Moira Williams (they/them) is a disabled artist, disability cultural activist, access doula, curator and dreamer of Lenape, Kickapoo and Sami descent. Moira’s porous ways of celebrating and being in relationship with their Indigenous and disabled ancestors, with the land and with their constellation of disabilities centers abundance rather than scarcity.

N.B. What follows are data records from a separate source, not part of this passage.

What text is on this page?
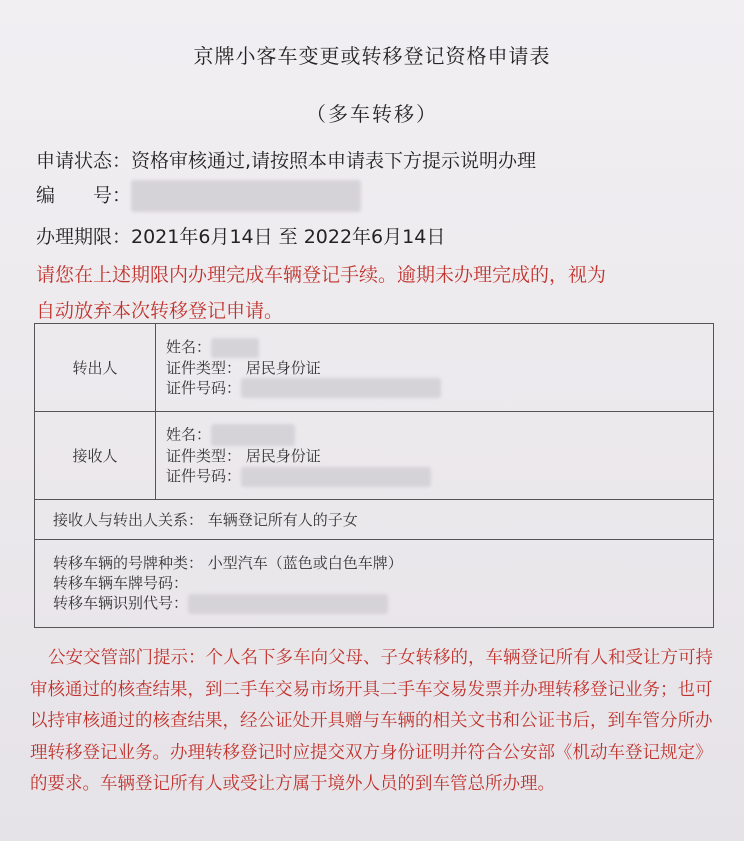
京牌小客车变更或转移登记资格申请表
（多车转移）
申请状态：资格审核通过,请按照本申请表下方提示说明办理
编　　号：
办理期限：2021年6月14日 至 2022年6月14日
请您在上述期限内办理完成车辆登记手续。逾期未办理完成的，视为
自动放弃本次转移登记申请。
转出人	姓名：
证件类型： 居民身份证
证件号码：

接收人	姓名：
证件类型： 居民身份证
证件号码：

接收人与转出人关系： 车辆登记所有人的子女	

转移车辆的号牌种类： 小型汽车（蓝色或白色车牌）
转移车辆车牌号码：
转移车辆识别代号：	
公安交管部门提示：个人名下多车向父母、子女转移的，车辆登记所有人和受让方可持审核通过的核查结果，到二手车交易市场开具二手车交易发票并办理转移登记业务；也可以持审核通过的核查结果，经公证处开具赠与车辆的相关文书和公证书后，到车管分所办理转移登记业务。办理转移登记时应提交双方身份证明并符合公安部《机动车登记规定》的要求。车辆登记所有人或受让方属于境外人员的到车管总所办理。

They often co-create with bodies of water and people to unsettle ableist and ecological boundaries between bodies by imagining “ecological intimacy” as an expansion of Mia Mingus’s “access intimacy.” Moira does this as a way to open relational ways of being and thinking that include our bodymind-spirits, multispecies and mutual empathy towards breaking away from colonial technologies and ableisms shaping human relationships, our bodies and land relationships. Moira has received a New York Humanities Grant, Movement Research AMP Fellowship, Disability + DANCE NYC Social Justice Fellowships, Leonardo Crip Tech Fellowship, a United States Artists Disability Futures Fund. Their work has been at Tangled Arts + Disability Gallery, Toronto, CUE Art Foundation and MoMA PS1 in New York City, Landscape Research, UK and ARoS Museum, Denmark.